Residenti e commercianti su tutte le furie: se qualcuno si sente male non passa neanche il 118

Avellino.  

Non bastava il cambio dei sensi di marcia non annunciati. A Corso Europa, a completare il caos ci ha pensato un grosso autoarticolato che, probabilmente, guidato dal navigatore, è finito in trappola nel cantiere senza via di uscita. L’episodio si è registrato all’altezza di via Zigarelli (nel video girato da un passante alcune fasi della manovra del tir).

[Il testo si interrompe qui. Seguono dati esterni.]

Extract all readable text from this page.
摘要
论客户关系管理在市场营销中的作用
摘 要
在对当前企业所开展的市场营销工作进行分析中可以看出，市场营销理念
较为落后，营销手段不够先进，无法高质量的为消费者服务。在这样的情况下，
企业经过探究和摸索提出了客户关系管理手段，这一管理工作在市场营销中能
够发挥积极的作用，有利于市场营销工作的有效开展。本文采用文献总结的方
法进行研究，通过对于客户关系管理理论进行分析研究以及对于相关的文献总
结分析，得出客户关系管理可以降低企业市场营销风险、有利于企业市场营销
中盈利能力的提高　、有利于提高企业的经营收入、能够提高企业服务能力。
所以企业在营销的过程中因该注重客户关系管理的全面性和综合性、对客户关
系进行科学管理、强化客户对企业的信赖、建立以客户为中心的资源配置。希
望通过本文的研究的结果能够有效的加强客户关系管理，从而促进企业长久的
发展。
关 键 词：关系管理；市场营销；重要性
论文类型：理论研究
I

Il mezzo, prima è rimasto incastrato tra la recinzione del perimetro dei lavori e i basoli dei marciapiedi e poi, il suo conducente, ma solo attraverso l’aiuto di una vigilessa e di alcuni commercianti, è riuscito, dopo mille manovre a districarsi e a trovare un varco per riprendere la marcia. Uscendo così dall’imbuto in cui si era cacciato.

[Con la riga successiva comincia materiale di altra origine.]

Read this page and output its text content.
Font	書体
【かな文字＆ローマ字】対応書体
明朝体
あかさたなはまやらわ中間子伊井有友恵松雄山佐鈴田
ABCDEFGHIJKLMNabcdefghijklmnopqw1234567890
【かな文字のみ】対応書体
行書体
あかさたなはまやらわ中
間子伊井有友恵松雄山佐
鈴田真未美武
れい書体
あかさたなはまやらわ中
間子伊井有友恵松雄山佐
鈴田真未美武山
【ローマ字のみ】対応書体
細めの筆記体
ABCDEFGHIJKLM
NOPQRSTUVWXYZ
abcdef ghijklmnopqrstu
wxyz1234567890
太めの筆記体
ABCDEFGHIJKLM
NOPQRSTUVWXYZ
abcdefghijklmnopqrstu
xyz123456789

Un altro fatto grave, nello stesso giorno in cui, a sorpresa, l’Ufficio Traffico ha modificato la viabilità, creando ulteriore scompiglio su un asse viario già martoriato. Tantissime le proteste da parte degli esercenti e dei residenti del posto. Molti di loro hanno sottolineato come, ormai, Corso Europa sia diventato un vicolo cieco: «Se per un’emergenza doveva passare un’ambulanza, sarebbe rimasta bloccata e il paziente avrebbe rischiato di non essere neanche raggiunto dai volontari del 118 per essere soccorso. Non si può continuare così. L’amministrazione ha organizzato malissimo questi lavori, provocando disagi a tutti».

E in realtà, per commercianti e residenti, la vita a Corso Europa è diventata davvero un incubo. L’unica loro speranza è svegliarsi al più presto da questo brutto sogno.